With London 1975, Part Three the band played additional 14 minutes as an encore. This track begins with some crashing synthesizer sounds flooding the room. A sequenced percussion brings some order into the chaos, soon providing another funky rhythm. Bass sounds join in together with more synthesizer tones and soon a nice melody starts, this time more uplifting than anything else before. More Mellotron throws this melody out of track changing the atmosphere a bit, however this time the drumming prevents the mood to overturn completely. The music remains very dancable and rousing until at the 7 minute mark the drumming suddenly disappears, leaving behind just some sequenced tones. Now a single synthesizer takes over the rhythm playing a funny succession of tones that at one point even loses track (the synth seems to be out of tune here). So the drumming reappears again as if to help out. I absolutely love this piece of music as it succeeds in creating a special atmosphere while still being very dancable with lots of variation. At the finale of that improvisation every single tone fits perfectly to the rhythm, every instrument joins into the repeating melody line. I wish this piece would never end, but of course soon the Mellotron choir appears again, calling the music to its close. This is a fascinating encore and the audience rewards it with a roaring applause.

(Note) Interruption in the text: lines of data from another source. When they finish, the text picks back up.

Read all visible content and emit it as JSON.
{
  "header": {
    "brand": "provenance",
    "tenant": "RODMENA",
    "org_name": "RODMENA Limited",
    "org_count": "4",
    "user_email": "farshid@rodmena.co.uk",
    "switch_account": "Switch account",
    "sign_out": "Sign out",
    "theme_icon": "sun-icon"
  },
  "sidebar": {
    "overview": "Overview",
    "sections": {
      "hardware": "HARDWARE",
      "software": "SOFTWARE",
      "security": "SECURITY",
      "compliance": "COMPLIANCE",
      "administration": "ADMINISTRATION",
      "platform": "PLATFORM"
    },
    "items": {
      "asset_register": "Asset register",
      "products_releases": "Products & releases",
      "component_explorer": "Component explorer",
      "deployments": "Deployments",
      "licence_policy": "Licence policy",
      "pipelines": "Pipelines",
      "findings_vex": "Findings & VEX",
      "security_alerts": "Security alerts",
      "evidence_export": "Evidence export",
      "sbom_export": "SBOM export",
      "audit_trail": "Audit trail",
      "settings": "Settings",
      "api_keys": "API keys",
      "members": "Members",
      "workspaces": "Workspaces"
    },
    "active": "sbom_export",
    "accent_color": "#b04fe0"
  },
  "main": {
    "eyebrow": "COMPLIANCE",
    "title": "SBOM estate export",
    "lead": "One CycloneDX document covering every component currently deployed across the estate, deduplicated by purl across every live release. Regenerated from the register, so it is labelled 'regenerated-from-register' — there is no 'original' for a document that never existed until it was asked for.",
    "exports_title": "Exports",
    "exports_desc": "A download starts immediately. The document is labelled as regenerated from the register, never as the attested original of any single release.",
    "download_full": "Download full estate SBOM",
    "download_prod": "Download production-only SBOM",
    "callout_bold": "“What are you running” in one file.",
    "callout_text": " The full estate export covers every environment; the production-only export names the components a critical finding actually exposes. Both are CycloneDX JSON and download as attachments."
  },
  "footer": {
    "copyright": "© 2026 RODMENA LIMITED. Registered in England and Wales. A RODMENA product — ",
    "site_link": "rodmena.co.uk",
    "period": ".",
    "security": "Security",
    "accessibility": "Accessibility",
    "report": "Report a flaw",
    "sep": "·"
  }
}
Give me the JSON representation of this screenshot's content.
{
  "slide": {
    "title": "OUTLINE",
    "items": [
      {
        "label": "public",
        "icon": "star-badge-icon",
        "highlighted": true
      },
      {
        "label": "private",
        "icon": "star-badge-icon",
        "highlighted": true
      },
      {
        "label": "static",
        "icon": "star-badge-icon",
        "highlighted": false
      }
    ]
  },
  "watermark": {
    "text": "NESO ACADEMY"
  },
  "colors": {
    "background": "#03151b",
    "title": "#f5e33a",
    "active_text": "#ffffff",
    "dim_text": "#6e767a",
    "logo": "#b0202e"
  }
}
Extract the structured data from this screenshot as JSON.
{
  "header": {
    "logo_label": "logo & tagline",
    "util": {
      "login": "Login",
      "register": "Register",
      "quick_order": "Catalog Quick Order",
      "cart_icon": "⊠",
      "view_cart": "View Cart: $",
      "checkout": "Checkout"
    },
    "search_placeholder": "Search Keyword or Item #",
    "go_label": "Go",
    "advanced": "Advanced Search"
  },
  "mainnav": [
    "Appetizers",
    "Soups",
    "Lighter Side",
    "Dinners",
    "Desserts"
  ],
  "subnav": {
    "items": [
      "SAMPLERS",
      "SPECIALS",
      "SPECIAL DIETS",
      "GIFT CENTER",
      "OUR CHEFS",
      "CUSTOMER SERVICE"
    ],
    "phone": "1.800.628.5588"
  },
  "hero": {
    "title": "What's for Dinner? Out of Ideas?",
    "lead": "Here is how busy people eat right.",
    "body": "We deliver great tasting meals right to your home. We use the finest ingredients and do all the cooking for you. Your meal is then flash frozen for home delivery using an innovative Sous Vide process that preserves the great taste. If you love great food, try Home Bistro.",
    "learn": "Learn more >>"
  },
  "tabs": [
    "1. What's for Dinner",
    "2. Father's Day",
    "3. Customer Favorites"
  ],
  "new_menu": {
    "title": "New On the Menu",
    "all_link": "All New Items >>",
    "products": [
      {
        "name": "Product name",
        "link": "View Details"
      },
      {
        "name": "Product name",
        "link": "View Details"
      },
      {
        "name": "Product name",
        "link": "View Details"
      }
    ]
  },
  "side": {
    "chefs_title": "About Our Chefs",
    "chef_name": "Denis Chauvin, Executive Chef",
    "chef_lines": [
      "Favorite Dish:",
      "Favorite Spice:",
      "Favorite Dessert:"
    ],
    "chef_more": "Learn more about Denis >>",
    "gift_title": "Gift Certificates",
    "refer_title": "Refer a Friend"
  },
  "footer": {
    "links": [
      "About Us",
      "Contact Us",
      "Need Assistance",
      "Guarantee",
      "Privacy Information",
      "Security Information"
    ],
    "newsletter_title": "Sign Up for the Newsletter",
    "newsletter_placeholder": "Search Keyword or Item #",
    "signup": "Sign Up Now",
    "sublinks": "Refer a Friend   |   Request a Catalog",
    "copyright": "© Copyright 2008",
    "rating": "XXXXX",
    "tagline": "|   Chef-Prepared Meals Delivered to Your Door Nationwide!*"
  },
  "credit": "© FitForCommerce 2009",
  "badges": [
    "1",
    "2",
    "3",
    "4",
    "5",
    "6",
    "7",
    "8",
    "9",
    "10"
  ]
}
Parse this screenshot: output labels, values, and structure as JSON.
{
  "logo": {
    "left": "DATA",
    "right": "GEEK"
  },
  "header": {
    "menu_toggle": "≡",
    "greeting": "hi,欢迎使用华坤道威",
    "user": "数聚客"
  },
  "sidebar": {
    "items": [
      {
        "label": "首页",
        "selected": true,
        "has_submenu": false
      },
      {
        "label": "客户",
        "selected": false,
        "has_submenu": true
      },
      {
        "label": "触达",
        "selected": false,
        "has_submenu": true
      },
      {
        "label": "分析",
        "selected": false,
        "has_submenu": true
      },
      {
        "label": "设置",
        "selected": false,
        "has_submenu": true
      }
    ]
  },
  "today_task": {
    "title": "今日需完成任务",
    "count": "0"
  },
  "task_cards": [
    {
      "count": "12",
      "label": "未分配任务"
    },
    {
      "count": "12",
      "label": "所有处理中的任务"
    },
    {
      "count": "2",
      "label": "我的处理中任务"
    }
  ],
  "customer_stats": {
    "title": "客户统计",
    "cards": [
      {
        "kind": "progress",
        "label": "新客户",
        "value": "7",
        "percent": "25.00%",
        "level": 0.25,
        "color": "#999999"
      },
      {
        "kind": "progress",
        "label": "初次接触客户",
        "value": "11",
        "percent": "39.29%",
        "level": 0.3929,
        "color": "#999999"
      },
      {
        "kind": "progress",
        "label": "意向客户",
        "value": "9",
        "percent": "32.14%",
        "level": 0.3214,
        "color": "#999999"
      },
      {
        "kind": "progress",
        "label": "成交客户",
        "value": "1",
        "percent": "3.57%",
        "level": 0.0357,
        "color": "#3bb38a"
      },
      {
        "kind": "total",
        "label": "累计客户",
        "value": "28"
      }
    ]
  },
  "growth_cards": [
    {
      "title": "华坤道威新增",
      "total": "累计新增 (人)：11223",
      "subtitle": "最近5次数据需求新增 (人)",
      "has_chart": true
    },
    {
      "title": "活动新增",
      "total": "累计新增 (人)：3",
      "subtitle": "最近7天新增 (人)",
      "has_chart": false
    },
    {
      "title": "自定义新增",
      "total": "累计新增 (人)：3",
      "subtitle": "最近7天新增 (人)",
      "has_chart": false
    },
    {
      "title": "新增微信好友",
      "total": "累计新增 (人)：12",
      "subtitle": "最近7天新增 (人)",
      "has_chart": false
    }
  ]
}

Of the very few concerts with Michael Hoenig this one is by far the best. There are a lot of very atmospheric and calm moments and others with great sequencing and soloing. My only complaint is the excessive use of the Mellotron (the flute and choir sounds), an instrument that is incorporated too often for my taste, while the typical Froese guitar is missing completely. Besides that however, the music is simply stunning, very beautiful and entertaining and should be an essential listen for every TD fan. My favourite parts are Part One (Section 3), Part Two (Section 3) and Part Three as I'm a big fan of TD's sequencer sounds, but I also appreciate the more quiet parts. I sometimes use the first disc to put myself to sleep when I'm uneasy and it always works, as this music is able to soothe me like no other.